On the night of August 26th the regiment were rearguard to the retiring First Army. They held two cross-roads between Chapeau Rouge to the north, and Fesney to the south, and had orders to keep watch over these important positions until they got word to fall back. It is said the word was sent not once, but thrice—the first during the night—but only one reached them the following afternoon, and then it was too late. The other despatch-riders lost their way, or were shot or made prisoners. The result was that the Munsters were left in the lurch while the mass of the First Corps, unaware of their comrades' desperate position, were hurrying away to the south. At dawn, as the regiment lay concealed behind the hedgerows and in the beet fields of the farmsteads and in the orchards laden with fruit, they were discovered by a German patrol.

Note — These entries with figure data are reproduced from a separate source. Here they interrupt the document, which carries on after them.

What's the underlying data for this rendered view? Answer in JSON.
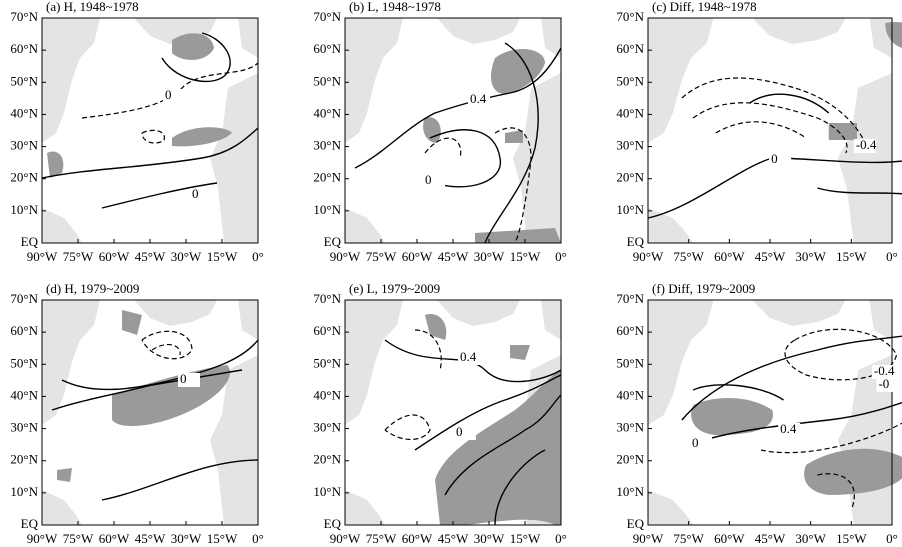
{
  "panels": [
    {
      "title": "(a) H, 1948~1978",
      "contour_labels": [
        "0",
        "0"
      ]
    },
    {
      "title": "(b) L, 1948~1978",
      "contour_labels": [
        "0.4",
        "0"
      ]
    },
    {
      "title": "(c) Diff, 1948~1978",
      "contour_labels": [
        "0",
        "-0.4"
      ]
    },
    {
      "title": "(d) H, 1979~2009",
      "contour_labels": [
        "0"
      ]
    },
    {
      "title": "(e) L, 1979~2009",
      "contour_labels": [
        "0.4",
        "0"
      ]
    },
    {
      "title": "(f) Diff, 1979~2009",
      "contour_labels": [
        "-0.4",
        "-0",
        "0.4",
        "0"
      ]
    }
  ],
  "x_tick_labels": [
    "90°W",
    "75°W",
    "60°W",
    "45°W",
    "30°W",
    "15°W",
    "0°"
  ],
  "y_tick_labels": [
    "70°N",
    "60°N",
    "50°N",
    "40°N",
    "30°N",
    "20°N",
    "10°N",
    "EQ"
  ]
}
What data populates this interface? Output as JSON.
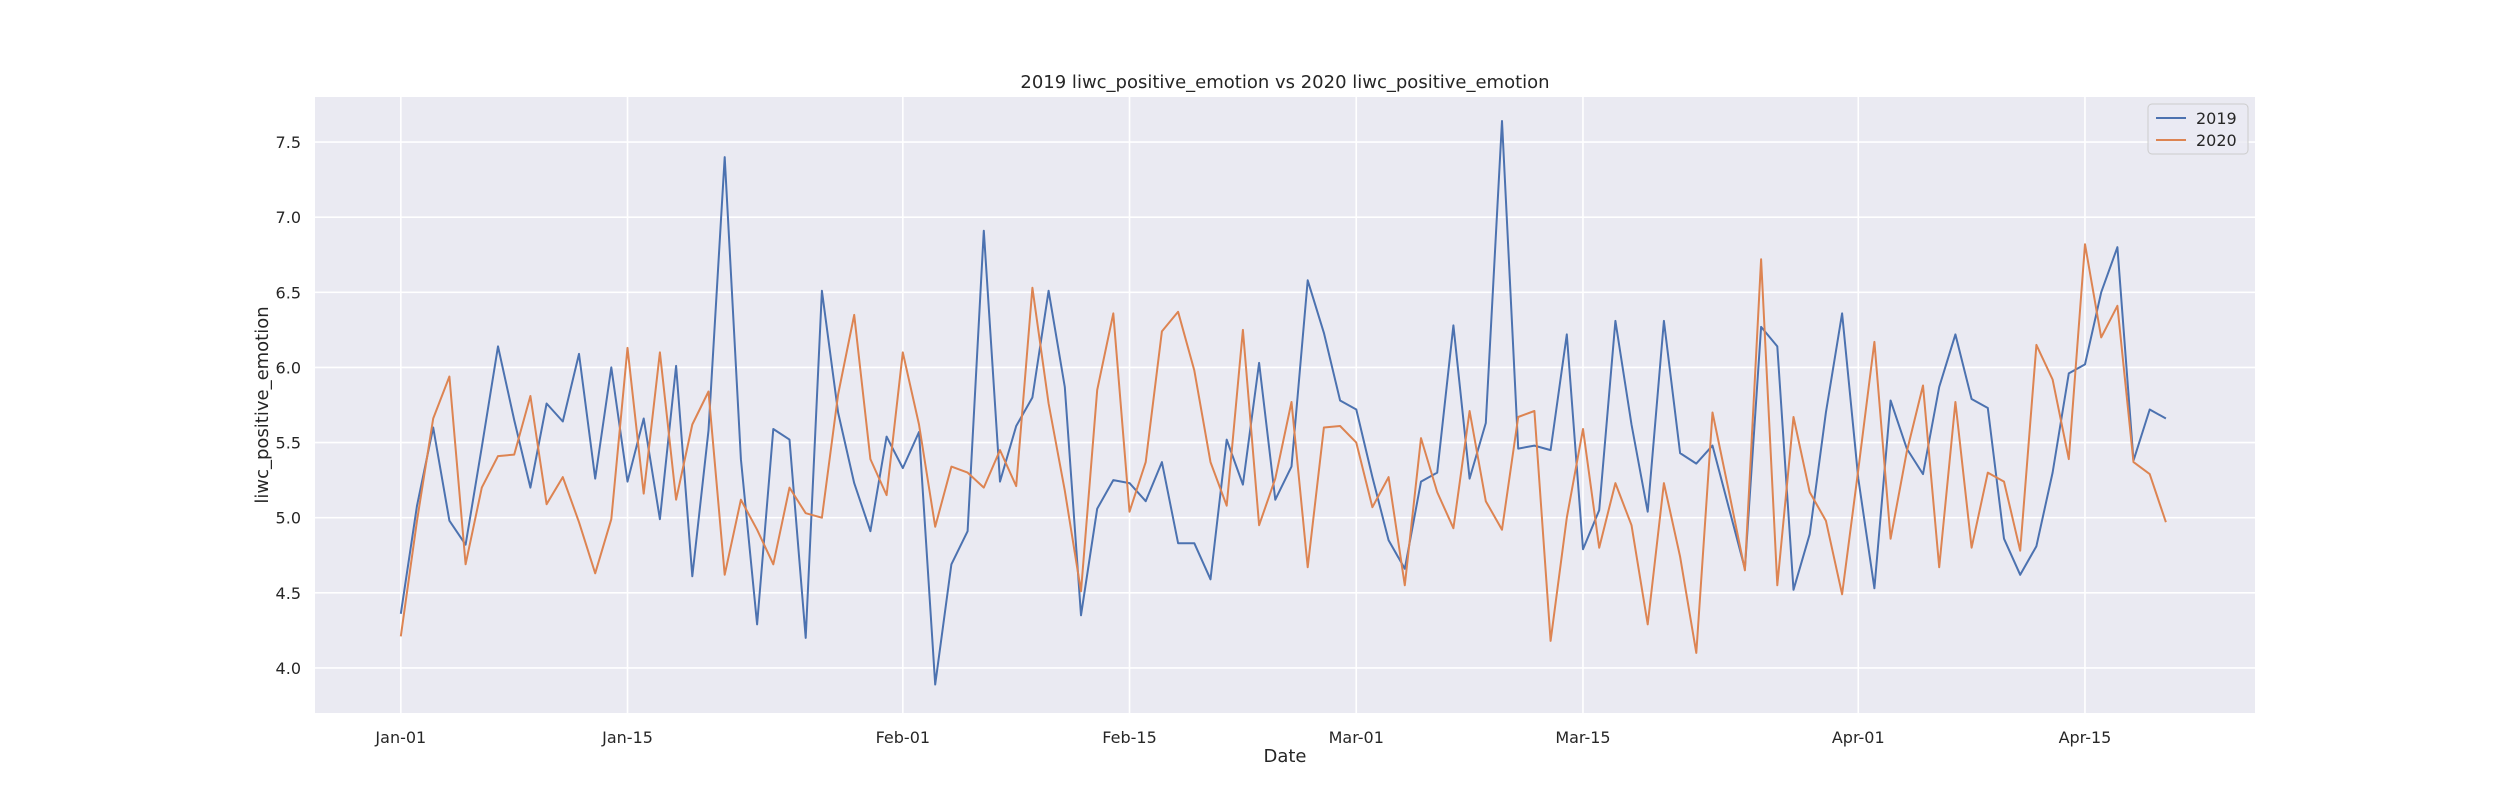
{
  "chart_data": {
    "type": "line",
    "title": "2019 liwc_positive_emotion vs 2020 liwc_positive_emotion",
    "xlabel": "Date",
    "ylabel": "liwc_positive_emotion",
    "x_start": "Jan-01",
    "x_ticks": [
      {
        "label": "Jan-01",
        "day": 0
      },
      {
        "label": "Jan-15",
        "day": 14
      },
      {
        "label": "Feb-01",
        "day": 31
      },
      {
        "label": "Feb-15",
        "day": 45
      },
      {
        "label": "Mar-01",
        "day": 59
      },
      {
        "label": "Mar-15",
        "day": 73
      },
      {
        "label": "Apr-01",
        "day": 90
      },
      {
        "label": "Apr-15",
        "day": 104
      }
    ],
    "y_ticks": [
      4.0,
      4.5,
      5.0,
      5.5,
      6.0,
      6.5,
      7.0,
      7.5
    ],
    "ylim": [
      3.7,
      7.8
    ],
    "xlim_days": [
      -5.3,
      114.5
    ],
    "grid": true,
    "legend_position": "top-right",
    "series": [
      {
        "name": "2019",
        "color": "#4c72b0",
        "values": [
          4.36,
          5.08,
          5.6,
          4.98,
          4.82,
          5.47,
          6.14,
          5.65,
          5.2,
          5.76,
          5.64,
          6.09,
          5.26,
          6.0,
          5.24,
          5.66,
          4.99,
          6.01,
          4.61,
          5.58,
          7.4,
          5.39,
          4.29,
          5.59,
          5.52,
          4.2,
          6.51,
          5.7,
          5.23,
          4.91,
          5.54,
          5.33,
          5.57,
          3.89,
          4.69,
          4.91,
          6.91,
          5.24,
          5.61,
          5.8,
          6.51,
          5.87,
          4.35,
          5.06,
          5.25,
          5.23,
          5.11,
          5.37,
          4.83,
          4.83,
          4.59,
          5.52,
          5.22,
          6.03,
          5.12,
          5.34,
          6.58,
          6.23,
          5.78,
          5.72,
          5.27,
          4.85,
          4.66,
          5.24,
          5.3,
          6.28,
          5.26,
          5.63,
          7.64,
          5.46,
          5.48,
          5.45,
          6.22,
          4.79,
          5.05,
          6.31,
          5.62,
          5.04,
          6.31,
          5.43,
          5.36,
          5.48,
          5.07,
          4.66,
          6.27,
          6.14,
          4.52,
          4.89,
          5.7,
          6.36,
          5.26,
          4.53,
          5.78,
          5.46,
          5.29,
          5.87,
          6.22,
          5.79,
          5.73,
          4.86,
          4.62,
          4.81,
          5.3,
          5.96,
          6.02,
          6.5,
          6.8,
          5.38,
          5.72,
          5.66
        ]
      },
      {
        "name": "2020",
        "color": "#dd8452",
        "values": [
          4.21,
          4.98,
          5.66,
          5.94,
          4.69,
          5.2,
          5.41,
          5.42,
          5.81,
          5.09,
          5.27,
          4.97,
          4.63,
          4.99,
          6.13,
          5.16,
          6.1,
          5.12,
          5.62,
          5.84,
          4.62,
          5.12,
          4.92,
          4.69,
          5.2,
          5.03,
          5.0,
          5.82,
          6.35,
          5.39,
          5.15,
          6.1,
          5.62,
          4.94,
          5.34,
          5.3,
          5.2,
          5.45,
          5.21,
          6.53,
          5.76,
          5.18,
          4.51,
          5.85,
          6.36,
          5.04,
          5.37,
          6.24,
          6.37,
          5.98,
          5.37,
          5.08,
          6.25,
          4.95,
          5.26,
          5.77,
          4.67,
          5.6,
          5.61,
          5.5,
          5.07,
          5.27,
          4.55,
          5.53,
          5.17,
          4.93,
          5.71,
          5.11,
          4.92,
          5.67,
          5.71,
          4.18,
          5.0,
          5.59,
          4.8,
          5.23,
          4.95,
          4.29,
          5.23,
          4.74,
          4.1,
          5.7,
          5.18,
          4.65,
          6.72,
          4.55,
          5.67,
          5.17,
          4.98,
          4.49,
          5.32,
          6.17,
          4.86,
          5.44,
          5.88,
          4.67,
          5.77,
          4.8,
          5.3,
          5.24,
          4.78,
          6.15,
          5.92,
          5.39,
          6.82,
          6.2,
          6.41,
          5.37,
          5.29,
          4.97
        ]
      }
    ]
  }
}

The enemy at once surrounded them on three sides and attacked with vastly superior forces. "The Germans came at us from all points, horse, foot and artillery and all," said one of the survivors, "and the air was raving with shouting, screaming men waving swords and rifles and blazing away at us like blue murder." To add to their troubles the rain was falling in torrents, drenching the men to the skin.
The officers decided to withdraw to the village of Etreux, a few miles back, where they hoped to find the shelter of a position of defence which might help them to hold up the Germans, despite the terrific odds on the side of the enemy. The battalion retired by companies—two companies covering the withdrawal of one another in turns. In fighting these rearguard actions the men sought cover wherever they could find it—crouching in farm buildings, and behind wagons, walls, and heaps of stones, firing at the ever-advancing Germans. The Munsters were grimly silent until it came to bayonet fighting between khaki and grey, and then the air was rent with yells of rage and hate, shrieks of pain, and the low wailing sobbing of the Irish keen.